2016 Fiscal Year Research-status Report
キチン・キトサンオリゴ糖を用いた網膜色素変性症動物モデルでの新規治療法の確立
Project/Area Number |
16K00884
|
Research Institution | Kansai Medical University |
Principal Investigator |
義澤 克彦 関西医科大学, 医学部, 講師 (70548396)
|
Co-Investigator(Kenkyū-buntansha) |
岡本 芳晴 鳥取大学, 農学部, 教授 (50194410)
圦 貴司 関西医科大学, 医学部, 講師 (50330212)
結城 美智子 関西医科大学, 医学部, 助教 (60467587)
螺良 愛郎 関西医科大学, 医学部, 教授 (90098137)
|
Project Period (FY) |
2016-04-01 – 2019-03-31
|
Keywords | 網膜色素変性症 / 視細胞 / キトサンオリゴ糖 / 酸化ストレス / MNU / 動物モデル |
Outline of Annual Research Achievements |
ヒト網膜色素変性症(RP)は視細胞の進行性の変性・消失を特徴とし、失明を来す遺伝性疾患で未だ治療法のない難病であり、その病態の理解と治療法の開発には動物モデルの存在が必須である。我々は、N-メチル-N-ニトロソ尿素(MNU)による動物モデルを確立し、その病態制御を試みてきた。このモデルは網膜での酸化ストレス発生が関与した視細胞アポトーシスという共通気候を介して病態が進行することから、ヒトRPモデルとしてRP治療薬あるいは予防薬の開発に有用である。我々は、日本人の日常生活で摂取する機会の多い食品由来抗酸化物質であるキトサンオリゴ糖に着目し、MNU網膜色素変性症モデルを駆使して病態抑制効果を検証した。 具体的には、7週齢雌SDラットにMNU 40mg/kgを単回腹腔内投与後6、12、24、72時間、7日に解剖し、網膜の病理組織学的検査・形態計測を実施した。1並びに4% キトサンオリゴ糖含有水をMNU投与7日前から解剖までの14日間を飲水投与させた。その結果、7日後では、MNU単独群に比べて4%キトサンオリゴ糖併用群では中心部網膜視細胞が残存し網膜視細胞率が高く、網膜障害率が軽減した。TUNEL並びにγH2AH免疫染色を施し、視細胞アポトーシスの発現を継時的に観察したところ、MNU投与後12時間及び24時間において、4%キトサンオリゴ糖併用群で有意に減少した。

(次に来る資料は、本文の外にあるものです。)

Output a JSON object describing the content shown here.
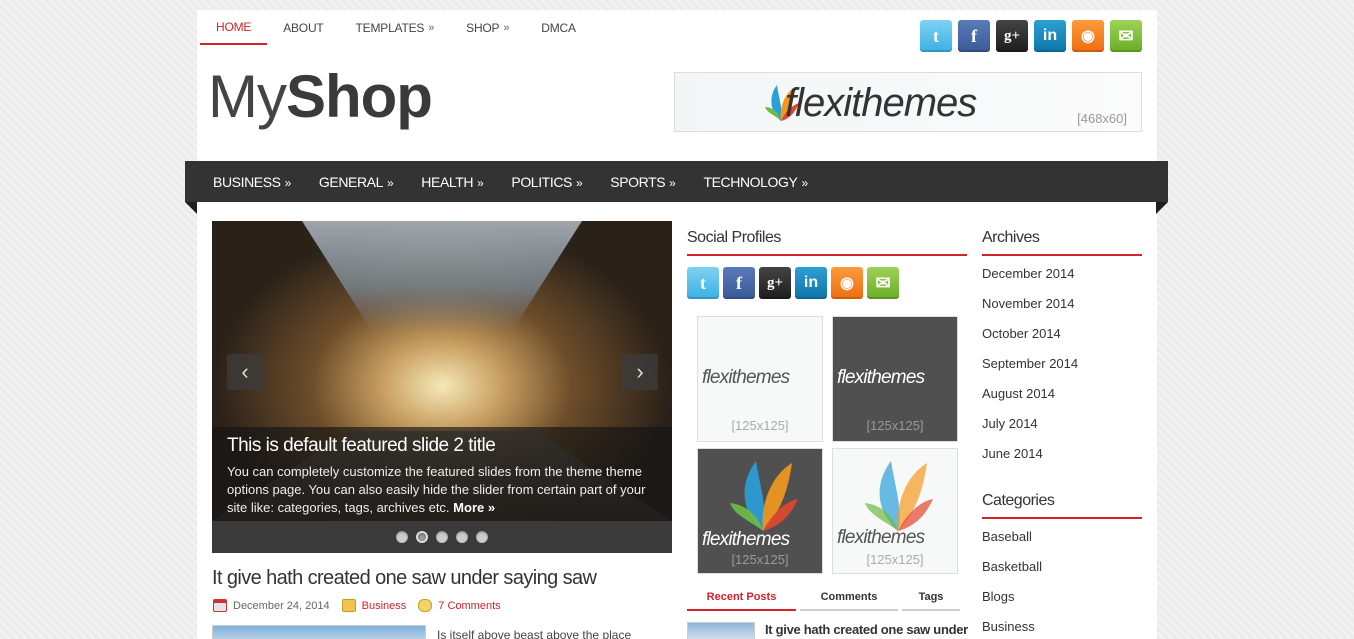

さらに、網膜視細胞の機能を観察するためにPDE6免疫染色によりその保持率を継時的に観察したところ、MNU投与後7日の保持率はMNU単独群に比べて4%キトサンオリゴ糖併用群で有意に高値を示した。 以上の結果から、4%キトサンオリゴ糖併用は網膜視細胞のアポトーシス発現を抑制することにより、MNU網膜色素変性症の発症が抑制することが明らかとなった。
|
Current Status of Research Progress |
Current Status of Research Progress
4: Progress in research has been delayed.
Reason
2016度は、キトサンオリゴ糖投与による網膜変性症の抑制効果並びにその経時的変化を検討するにとどまり、そのメカニズムに関しての実験を実施できなかった。その主な理由は、2017年4月に研究代表者の所属する関西医科大学病理学第二講座が閉鎖すること、加えて研究代表者が所属機関を移動することから、2016年11月以降に実験遂行が不可能であったことによる。
|
Strategy for Future Research Activity |
今年度は、キトサンオリゴ糖投与による網膜変性症の抑制メカニズムとして、網膜あるいは全身の抗酸化作用にフォーカスを当てて分析する予定である。さらに、遺伝性網膜変性症マウスを用いた有効性についても検証予定である。
|
Causes of Carryover |
2016度は、キトサンオリゴ糖投与による網膜変性症の抑制効果並びにその経時的変化を検討するにとどまり、そのメカニズムに関しての実験を実施できなかった。その主な理由は、2017年4月に研究代表者の所属する関西医科大学病理学第二講座が閉鎖すること、加えて研究代表者が所属機関を移動することから、2016年11月以降に実験遂行が不可能であったことによる。
|
Expenditure Plan for Carryover Budget |
今年度は、キトサンオリゴ糖投与による網膜変性症の抑制メカニズムとして、網膜あるいは全身の抗酸化作用にフォーカスを当てて分析する予定である。さらに、遺伝性網膜変性症マウスを用いた有効性についても検証予定である。